Poco después regresó con una hoja de papiro, un pequeño cuerno de tinta y un cálamo. Papías garabateó unas líneas y sopló sobre el texto para que la tinta se secase rápidamente; hizo un rollo y se lo entregó, a la par que le daba instrucciones muy precisas. El monje asentía con ligeros movimientos de cabeza. Antes de marcharse, se hincó de rodillas y el
apa
lo bendijo.

Apiano, con los ojos arrasados por las lágrimas, miró al anciano que durante tantos años había sido el faro que iluminó su pensamiento. Era consciente de que no volvería a verlo. Antes de abandonar la celda Papías le dijo:

—¡Ahora todo depende de ti!

Al día siguiente, Teófilo dictó sentencia. Papías era despojado de su condición de
apa
del cenobio y se le condenaba a encierro e incomunicación de por vida en una de las celdas que había en los sótanos de la residencia del patriarca. Allí, recluido, a pan y agua, pasaría el resto de su vida.

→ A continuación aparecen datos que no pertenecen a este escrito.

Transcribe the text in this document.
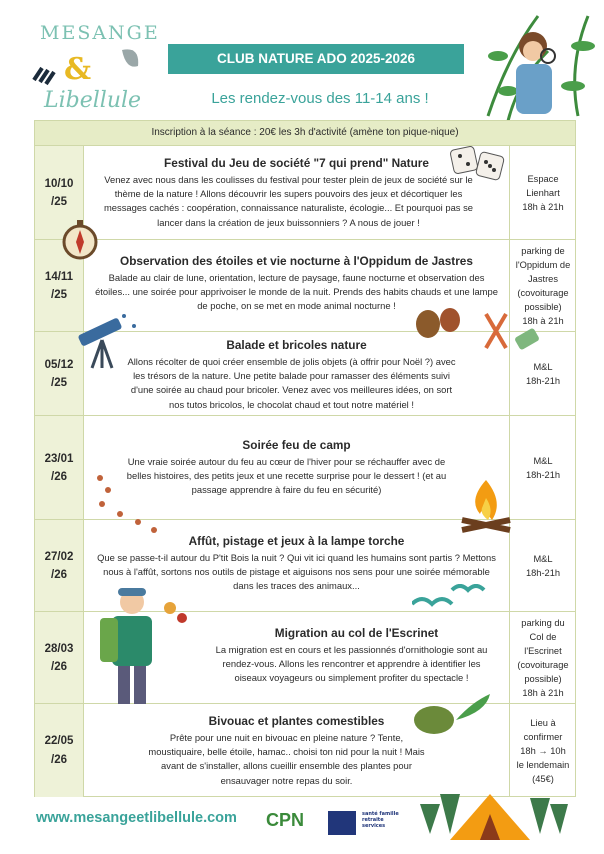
MESANGE
&
Libellule
CLUB NATURE ADO 2025-2026
Les rendez-vous des 11-14 ans !
Inscription à la séance : 20€ les 3h d'activité (amène ton pique-nique)
10/10
/25
Festival du Jeu de société "7 qui prend" Nature

Venez avec nous dans les coulisses du festival pour tester plein de jeux de société sur le thème de la nature ! Allons découvrir les supers pouvoirs des jeux et décortiquer les messages cachés : coopération, connaissance naturaliste, écologie... Et pourquoi pas se lancer dans la création de jeux buissonniers ? A nous de jouer !

Espace
Lienhart
18h à 21h
14/11
/25
Observation des étoiles et vie nocturne à l'Oppidum de Jastres

Balade au clair de lune, orientation, lecture de paysage, faune nocturne et observation des étoiles... une soirée pour apprivoiser le monde de la nuit. Prends des habits chauds et une lampe de poche, on se met en mode animal nocturne !

parking de
l'Oppidum de
Jastres
(covoiturage
possible)
18h à 21h
05/12
/25
Balade et bricoles nature

Allons récolter de quoi créer ensemble de jolis objets (à offrir pour Noël ?) avec les trésors de la nature. Une petite balade pour ramasser des éléments suivi d'une soirée au chaud pour bricoler. Venez avec vos meilleures idées, on sort nos tutos bricolos, le chocolat chaud et tout notre matériel !

M&L
18h-21h
23/01
/26
Soirée feu de camp

Une vraie soirée autour du feu au cœur de l'hiver pour se réchauffer avec de belles histoires, des petits jeux et une recette surprise pour le dessert ! (et au passage apprendre à faire du feu en sécurité)

M&L
18h-21h
27/02
/26
Affût, pistage et jeux à la lampe torche

Que se passe-t-il autour du P'tit Bois la nuit ? Qui vit ici quand les humains sont partis ? Mettons nous à l'affût, sortons nos outils de pistage et aiguisons nos sens pour une soirée mémorable dans les traces des animaux...

M&L
18h-21h
28/03
/26
Migration au col de l'Escrinet

La migration est en cours et les passionnés d'ornithologie sont au rendez-vous. Allons les rencontrer et apprendre à identifier les oiseaux voyageurs ou simplement profiter du spectacle !

parking du
Col de
l'Escrinet
(covoiturage
possible)
18h à 21h
22/05
/26
Bivouac et plantes comestibles

Prête pour une nuit en bivouac en pleine nature ? Tente, moustiquaire, belle étoile, hamac.. choisi ton nid pour la nuit ! Mais avant de s'installer, allons cueillir ensemble des plantes pour ensauvager notre repas du soir.

Lieu à
confirmer
18h → 10h
le lendemain
(45€)
www.mesangeetlibellule.com CPN	santé famille retraite services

Eutiquio fue nombrado nuevo
apa
. Los parabolanos de Teófilo lograron que quienes se mostraban reticentes se ablandasen.

A los monjes les llamó la atención que el patriarca no pusiese más empeño en buscar textos heréticos. Aparecieron algunos de ellos, pero no se encontró rastro de los considerados más peligrosos. Al cuarto día de su estancia en Xenobosquion Teófilo decidió regresar a Alejandría. Era allí donde tenía que buscar lo que Papías le había ocultado. Se llevó consigo al hereje, encerrado en una jaula, como si fuese un peligroso animal.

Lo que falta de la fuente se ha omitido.